Alltägliche motivierte Wahnvorstellungen (oder Selbsttäuschung) lassen Wünsche zu Glaubenssätzen werden (Bénabou & Tirole, 2016). Zum Beispiel könnte ein Mann fälschlicherweise glauben, dass er in einer glücklichen Beziehung ist, während sein Partner tatsächlich eine Affäre hat. Sein Glaube an die Treue seines Partners und die Stärke seiner Beziehung widersteht allen Beweisen, die seinen festen Überzeugungen widersprechen würden.

Motivierte Wahnvorstellungen sind jedoch letztlich schädlich und verursachen wahrscheinlich psychologische Kosten (eine Art Selbstfalle). Wahnvorstellungen beeinträchtigen das Wohlbefinden und unterminieren die zwischenmenschlichen Beziehungen (Coltheart, 2015). Zum Beispiel vermeiden Personen mit Verfolgungswahn Situationen, die sie als bedrohlich empfinden, und sie sind emotional besorgt hinsichtlich des Inhalts ihres Wahns. Familienmitglieder derer, die an Wahnvorstellungen leiden, können durch das Fehlen einer "geteilten Realität" und gemeinsamer Ziele angespannt oder zerrüttet sein.

Man könnte argumentieren, dass, wenn der psychologische Nutzen des Wahnglaubens den potenziellen Schaden überwiegt, die Infragestellung des Wahns eine schlechte Idee ist (Bortolotti, 2010). Therapeuten könnten sich entschließen, eine Wahnvorstellung nicht in Frage zu stellen, wenn sie glauben, dass die Infragestellung einer Person unwirksam oder störend sein wird (Freeman et al., 2004).

Dieses ethische Dilemma zeigt der Film Marguerite (2015).
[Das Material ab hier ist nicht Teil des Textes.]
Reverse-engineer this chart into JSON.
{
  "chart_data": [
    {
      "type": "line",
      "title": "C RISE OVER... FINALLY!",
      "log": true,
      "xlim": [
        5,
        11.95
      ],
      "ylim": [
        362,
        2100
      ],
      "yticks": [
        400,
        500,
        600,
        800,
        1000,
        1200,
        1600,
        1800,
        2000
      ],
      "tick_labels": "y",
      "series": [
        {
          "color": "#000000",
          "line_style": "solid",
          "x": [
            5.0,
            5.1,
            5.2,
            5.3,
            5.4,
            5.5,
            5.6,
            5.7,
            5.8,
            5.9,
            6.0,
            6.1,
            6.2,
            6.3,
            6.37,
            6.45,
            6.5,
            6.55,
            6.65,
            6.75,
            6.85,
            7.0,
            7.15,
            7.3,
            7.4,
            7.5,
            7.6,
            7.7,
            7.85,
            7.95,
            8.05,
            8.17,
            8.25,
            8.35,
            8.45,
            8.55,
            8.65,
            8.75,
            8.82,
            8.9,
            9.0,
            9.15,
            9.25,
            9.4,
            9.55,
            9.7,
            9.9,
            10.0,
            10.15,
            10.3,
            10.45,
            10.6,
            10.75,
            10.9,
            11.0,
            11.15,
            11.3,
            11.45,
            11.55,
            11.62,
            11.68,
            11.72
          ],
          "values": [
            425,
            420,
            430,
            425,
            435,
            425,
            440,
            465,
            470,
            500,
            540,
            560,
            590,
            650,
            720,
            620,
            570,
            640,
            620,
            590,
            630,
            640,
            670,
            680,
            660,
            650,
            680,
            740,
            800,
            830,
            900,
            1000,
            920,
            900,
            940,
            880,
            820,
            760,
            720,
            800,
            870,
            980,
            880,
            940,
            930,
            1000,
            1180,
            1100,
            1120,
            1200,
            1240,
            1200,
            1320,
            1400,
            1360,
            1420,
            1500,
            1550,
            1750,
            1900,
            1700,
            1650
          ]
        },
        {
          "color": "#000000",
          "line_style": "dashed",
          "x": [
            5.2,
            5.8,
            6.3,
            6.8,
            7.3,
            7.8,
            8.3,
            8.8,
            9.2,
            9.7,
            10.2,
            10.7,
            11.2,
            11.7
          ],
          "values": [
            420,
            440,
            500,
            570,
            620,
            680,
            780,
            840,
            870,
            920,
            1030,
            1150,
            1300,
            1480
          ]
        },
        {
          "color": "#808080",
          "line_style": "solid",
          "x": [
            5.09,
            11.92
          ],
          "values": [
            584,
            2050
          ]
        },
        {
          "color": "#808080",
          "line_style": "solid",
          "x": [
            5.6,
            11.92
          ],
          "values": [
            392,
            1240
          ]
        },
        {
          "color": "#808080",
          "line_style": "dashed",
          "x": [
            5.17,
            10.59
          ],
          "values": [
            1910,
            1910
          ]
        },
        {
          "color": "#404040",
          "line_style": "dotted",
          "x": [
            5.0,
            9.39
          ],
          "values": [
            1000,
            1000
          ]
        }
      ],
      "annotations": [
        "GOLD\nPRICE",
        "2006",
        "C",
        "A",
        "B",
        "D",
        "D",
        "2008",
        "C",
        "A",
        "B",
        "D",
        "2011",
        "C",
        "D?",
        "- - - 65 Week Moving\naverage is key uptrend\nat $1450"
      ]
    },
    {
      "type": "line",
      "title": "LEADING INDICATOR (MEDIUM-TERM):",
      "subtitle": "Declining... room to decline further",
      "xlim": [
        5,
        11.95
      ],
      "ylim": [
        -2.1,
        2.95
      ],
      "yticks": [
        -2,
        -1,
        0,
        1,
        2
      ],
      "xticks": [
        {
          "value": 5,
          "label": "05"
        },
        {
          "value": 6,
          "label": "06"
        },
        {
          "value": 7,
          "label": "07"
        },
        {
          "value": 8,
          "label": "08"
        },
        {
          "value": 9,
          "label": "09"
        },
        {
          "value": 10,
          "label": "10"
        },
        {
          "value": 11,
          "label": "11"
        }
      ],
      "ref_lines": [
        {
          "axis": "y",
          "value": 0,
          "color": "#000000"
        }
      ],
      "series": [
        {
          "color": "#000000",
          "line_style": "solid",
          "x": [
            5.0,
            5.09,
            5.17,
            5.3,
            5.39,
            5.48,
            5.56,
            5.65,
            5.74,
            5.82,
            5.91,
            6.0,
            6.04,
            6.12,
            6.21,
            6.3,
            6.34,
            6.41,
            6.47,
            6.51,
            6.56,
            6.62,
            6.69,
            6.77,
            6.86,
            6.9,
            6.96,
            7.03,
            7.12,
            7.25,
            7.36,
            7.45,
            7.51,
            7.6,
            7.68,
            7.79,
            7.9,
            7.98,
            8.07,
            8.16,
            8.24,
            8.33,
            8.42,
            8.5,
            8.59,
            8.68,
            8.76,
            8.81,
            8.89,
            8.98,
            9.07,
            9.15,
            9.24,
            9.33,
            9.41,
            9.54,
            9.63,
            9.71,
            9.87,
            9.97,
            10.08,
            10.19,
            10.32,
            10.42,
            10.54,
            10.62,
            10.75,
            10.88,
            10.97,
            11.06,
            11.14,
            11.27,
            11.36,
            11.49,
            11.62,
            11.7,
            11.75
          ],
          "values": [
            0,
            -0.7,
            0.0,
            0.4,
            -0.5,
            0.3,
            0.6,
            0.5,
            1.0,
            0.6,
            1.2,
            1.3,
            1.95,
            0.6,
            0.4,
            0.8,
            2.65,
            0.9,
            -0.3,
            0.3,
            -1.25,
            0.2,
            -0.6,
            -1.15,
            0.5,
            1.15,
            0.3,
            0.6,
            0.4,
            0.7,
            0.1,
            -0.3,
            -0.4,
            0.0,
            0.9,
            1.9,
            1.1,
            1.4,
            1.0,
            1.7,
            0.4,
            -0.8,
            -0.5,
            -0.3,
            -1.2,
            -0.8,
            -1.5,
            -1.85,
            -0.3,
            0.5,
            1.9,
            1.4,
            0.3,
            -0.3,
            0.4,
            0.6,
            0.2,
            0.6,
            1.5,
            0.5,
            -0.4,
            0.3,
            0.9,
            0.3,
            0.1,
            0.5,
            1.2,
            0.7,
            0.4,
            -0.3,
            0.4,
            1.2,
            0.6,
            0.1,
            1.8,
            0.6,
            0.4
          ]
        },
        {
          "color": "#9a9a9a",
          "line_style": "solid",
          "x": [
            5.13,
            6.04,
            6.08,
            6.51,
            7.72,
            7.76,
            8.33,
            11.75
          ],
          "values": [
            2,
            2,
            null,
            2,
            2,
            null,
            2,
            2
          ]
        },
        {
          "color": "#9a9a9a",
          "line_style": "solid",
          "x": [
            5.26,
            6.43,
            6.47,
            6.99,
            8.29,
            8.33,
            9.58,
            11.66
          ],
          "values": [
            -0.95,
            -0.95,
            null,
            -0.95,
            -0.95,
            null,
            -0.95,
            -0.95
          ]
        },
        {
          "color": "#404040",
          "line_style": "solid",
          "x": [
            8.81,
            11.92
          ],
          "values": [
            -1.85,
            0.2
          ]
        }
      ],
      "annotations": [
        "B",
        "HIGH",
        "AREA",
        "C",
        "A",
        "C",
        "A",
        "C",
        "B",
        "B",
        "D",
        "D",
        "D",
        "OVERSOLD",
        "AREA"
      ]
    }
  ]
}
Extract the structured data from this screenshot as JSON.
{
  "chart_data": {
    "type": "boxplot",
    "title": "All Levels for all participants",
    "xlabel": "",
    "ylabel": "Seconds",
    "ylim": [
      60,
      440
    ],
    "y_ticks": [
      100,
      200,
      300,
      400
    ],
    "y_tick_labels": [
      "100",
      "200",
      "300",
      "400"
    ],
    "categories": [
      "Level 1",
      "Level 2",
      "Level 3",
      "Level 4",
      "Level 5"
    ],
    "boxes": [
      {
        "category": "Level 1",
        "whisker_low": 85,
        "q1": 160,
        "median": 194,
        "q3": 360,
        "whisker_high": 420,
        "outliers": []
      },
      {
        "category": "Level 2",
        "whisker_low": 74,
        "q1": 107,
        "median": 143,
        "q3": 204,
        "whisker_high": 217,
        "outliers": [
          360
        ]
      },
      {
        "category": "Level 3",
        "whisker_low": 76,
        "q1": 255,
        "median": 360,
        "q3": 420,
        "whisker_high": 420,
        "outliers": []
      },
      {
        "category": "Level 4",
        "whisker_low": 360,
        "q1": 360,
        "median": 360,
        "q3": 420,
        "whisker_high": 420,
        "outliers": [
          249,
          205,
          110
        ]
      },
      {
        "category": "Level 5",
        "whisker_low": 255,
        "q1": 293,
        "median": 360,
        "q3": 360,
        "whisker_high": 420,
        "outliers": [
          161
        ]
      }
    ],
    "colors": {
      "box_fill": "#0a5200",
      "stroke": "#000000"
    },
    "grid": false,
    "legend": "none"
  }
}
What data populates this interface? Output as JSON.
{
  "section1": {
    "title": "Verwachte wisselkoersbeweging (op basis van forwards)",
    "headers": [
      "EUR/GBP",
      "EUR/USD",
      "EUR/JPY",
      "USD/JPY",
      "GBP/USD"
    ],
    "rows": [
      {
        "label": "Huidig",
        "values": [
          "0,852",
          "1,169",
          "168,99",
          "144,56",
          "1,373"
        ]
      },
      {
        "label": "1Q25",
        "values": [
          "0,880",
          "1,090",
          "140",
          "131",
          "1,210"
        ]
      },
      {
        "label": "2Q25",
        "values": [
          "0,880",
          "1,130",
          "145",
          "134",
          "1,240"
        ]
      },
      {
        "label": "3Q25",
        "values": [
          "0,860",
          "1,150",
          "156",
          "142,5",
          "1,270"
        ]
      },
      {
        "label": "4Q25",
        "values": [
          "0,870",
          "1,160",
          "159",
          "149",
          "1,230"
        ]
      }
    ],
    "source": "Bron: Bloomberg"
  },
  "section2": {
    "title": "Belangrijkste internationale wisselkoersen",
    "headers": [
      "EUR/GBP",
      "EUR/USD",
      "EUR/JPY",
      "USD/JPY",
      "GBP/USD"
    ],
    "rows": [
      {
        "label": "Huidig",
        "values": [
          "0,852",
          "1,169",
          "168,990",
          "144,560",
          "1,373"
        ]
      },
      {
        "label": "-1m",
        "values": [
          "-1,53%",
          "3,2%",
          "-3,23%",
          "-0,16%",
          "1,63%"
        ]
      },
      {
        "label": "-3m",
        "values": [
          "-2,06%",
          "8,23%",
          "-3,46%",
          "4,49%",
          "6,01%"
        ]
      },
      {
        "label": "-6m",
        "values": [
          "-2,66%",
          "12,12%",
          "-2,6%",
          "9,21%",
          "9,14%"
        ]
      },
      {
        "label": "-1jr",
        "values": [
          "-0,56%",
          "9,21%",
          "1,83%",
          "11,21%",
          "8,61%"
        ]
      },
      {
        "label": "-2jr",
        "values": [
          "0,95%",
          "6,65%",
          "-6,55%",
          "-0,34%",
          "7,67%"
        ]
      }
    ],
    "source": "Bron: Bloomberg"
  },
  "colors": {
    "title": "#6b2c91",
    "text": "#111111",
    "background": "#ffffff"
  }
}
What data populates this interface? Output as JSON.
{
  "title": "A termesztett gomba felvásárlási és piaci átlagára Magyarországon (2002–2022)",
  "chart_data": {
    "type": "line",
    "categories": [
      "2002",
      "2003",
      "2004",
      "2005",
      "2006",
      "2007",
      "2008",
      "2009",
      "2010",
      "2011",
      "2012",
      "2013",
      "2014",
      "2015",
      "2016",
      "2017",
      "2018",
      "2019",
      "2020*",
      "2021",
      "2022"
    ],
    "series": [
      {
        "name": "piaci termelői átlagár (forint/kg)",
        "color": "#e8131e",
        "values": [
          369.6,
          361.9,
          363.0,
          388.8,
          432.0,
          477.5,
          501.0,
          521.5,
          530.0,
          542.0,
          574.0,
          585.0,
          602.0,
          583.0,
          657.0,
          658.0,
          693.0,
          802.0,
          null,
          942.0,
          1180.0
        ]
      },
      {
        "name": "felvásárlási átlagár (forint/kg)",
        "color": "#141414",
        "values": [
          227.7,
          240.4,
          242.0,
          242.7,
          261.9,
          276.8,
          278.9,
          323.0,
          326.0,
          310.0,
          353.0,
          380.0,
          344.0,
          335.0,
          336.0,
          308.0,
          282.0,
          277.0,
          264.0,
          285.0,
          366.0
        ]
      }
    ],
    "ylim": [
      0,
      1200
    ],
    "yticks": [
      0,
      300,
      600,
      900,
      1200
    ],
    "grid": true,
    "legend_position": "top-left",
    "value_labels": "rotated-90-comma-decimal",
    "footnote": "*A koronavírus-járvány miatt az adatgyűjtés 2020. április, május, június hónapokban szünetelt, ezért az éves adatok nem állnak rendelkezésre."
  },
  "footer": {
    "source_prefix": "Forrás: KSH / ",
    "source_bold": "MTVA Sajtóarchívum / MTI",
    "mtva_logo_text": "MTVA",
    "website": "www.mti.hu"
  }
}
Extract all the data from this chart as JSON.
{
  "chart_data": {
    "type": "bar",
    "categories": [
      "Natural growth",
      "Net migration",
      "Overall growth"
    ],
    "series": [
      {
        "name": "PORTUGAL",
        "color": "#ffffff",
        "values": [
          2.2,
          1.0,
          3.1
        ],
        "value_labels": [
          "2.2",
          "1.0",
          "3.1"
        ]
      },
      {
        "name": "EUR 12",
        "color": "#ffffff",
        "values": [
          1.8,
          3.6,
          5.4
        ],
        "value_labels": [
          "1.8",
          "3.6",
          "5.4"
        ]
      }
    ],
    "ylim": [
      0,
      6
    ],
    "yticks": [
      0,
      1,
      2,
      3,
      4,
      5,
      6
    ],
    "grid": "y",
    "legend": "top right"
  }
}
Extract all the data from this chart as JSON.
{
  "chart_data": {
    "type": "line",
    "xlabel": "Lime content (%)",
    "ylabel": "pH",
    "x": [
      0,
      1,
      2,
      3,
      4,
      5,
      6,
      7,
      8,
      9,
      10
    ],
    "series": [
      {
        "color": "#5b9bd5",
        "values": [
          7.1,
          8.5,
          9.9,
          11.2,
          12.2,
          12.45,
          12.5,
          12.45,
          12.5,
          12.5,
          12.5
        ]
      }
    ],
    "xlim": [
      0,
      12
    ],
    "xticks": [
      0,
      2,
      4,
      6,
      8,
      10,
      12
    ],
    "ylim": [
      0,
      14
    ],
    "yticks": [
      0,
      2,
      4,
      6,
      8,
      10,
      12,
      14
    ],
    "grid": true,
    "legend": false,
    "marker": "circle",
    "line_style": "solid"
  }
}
Marguerite ist eine nachdenkliche Untersuchung einer exzentrischen Frau mit Größenwahn. Sie ist eine reiche Frau, die die Musik und die Oper liebt. Sie liebt es, für ihre Freunde zu singen, obwohl sie keine gute Sängerin ist. Sowohl ihre Freunde als auch ihr Ehemann haben ihre Fantasie behalten. Der Film lässt uns fragen, ob es ratsam ist, ihre Fantasie herauszufordern? Freunde und Kliniker drängen die Familienmitglieder, ihre Wahnvorstellung nicht in Frage zu stellen, weil es ihr verheerend sein wird, die Realität sehen zu können. Ihre Verblendung ist Teil dessen, wer sie ist, und ohne sie wäre ihr Leben leer und bedeutungslos.